"Ulf brought new designs and ideas to MEC," Glenzer says. "As a result of our close relationship through the fellowship, the strong collaboration of our HED groups at SLAC and at European XFEL will continue when they switch on their machine in 2017."
The European XFEL is now host to fellow Emma McBride who works with Zastrau's group in Germany and Glenzer's group at LCLS. Her fellowship will continue through 2018.
The fellowship, formally known as “Free-electron Laser Science: Peter Paul Ewald Fellowships at LCLS in Stanford” was created to advance XFEL-related science in the run-up toward the opening of the European XFEL in Hamburg, according to Ulrike Bischler, program director at the Volkswagen Foundation. It was also designed to help develop the careers of promising young scientists and to support transatlantic exchange and networking. Ewald, who was born in 1888 in Berlin and died in 1985 in Ithaca, New York, was a German crystallographer and physicist who was a pioneer of X-ray diffraction methods. The five-year program concluded with a last round of accepted proposals in 2015, and those fellows will continue work through 2018. A total of 16 three-year fellowships were awarded starting in 2011, representing an investment of €5.5 million, including support of symposia and FEL summer schools at DESY. The Peter Paul Ewald fellows will hold a workshop at SLAC April 21-22. The Volkswagen Foundation is an independent, non-profit organization and has funded research projects in all disciplines since 1962.

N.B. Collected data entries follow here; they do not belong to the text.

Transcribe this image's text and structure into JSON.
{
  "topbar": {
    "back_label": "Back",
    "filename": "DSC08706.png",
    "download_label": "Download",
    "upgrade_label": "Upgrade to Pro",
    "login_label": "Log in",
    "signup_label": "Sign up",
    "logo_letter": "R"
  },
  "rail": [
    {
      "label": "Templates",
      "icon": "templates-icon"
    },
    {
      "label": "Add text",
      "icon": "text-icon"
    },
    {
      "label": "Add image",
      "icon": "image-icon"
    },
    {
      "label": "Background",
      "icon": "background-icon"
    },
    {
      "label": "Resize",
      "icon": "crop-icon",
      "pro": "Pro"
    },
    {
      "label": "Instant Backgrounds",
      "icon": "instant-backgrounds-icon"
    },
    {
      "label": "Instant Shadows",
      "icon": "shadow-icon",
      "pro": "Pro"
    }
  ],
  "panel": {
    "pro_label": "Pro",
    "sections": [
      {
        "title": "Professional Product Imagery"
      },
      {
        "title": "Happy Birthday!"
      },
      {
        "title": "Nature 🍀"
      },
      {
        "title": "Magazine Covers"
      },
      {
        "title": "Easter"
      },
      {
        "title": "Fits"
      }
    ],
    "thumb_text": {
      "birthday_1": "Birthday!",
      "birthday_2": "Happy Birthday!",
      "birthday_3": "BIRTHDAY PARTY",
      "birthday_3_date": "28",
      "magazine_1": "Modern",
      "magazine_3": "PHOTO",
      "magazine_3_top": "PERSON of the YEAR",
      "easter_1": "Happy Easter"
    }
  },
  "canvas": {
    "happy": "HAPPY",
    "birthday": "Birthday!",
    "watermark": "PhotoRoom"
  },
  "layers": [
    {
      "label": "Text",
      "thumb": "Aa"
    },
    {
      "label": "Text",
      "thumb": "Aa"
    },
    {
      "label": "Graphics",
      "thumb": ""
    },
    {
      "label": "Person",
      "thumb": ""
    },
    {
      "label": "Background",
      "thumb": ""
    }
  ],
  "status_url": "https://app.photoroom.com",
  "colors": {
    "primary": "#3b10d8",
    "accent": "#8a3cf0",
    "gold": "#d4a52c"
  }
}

"The Peter Paul Ewald fellowships are a success story for the foundation," Bischler says. "The scientific environment at SLAC proved to be beneficial for the academic and personal growth of the initially early-career postdocs. Afterwards all fellows decided to continue in academia, now as senior postdocs or group leaders. The funding has resulted in excellent research published in high-level journals, and I am confident that more exciting results will follow from the later fellows who have just started."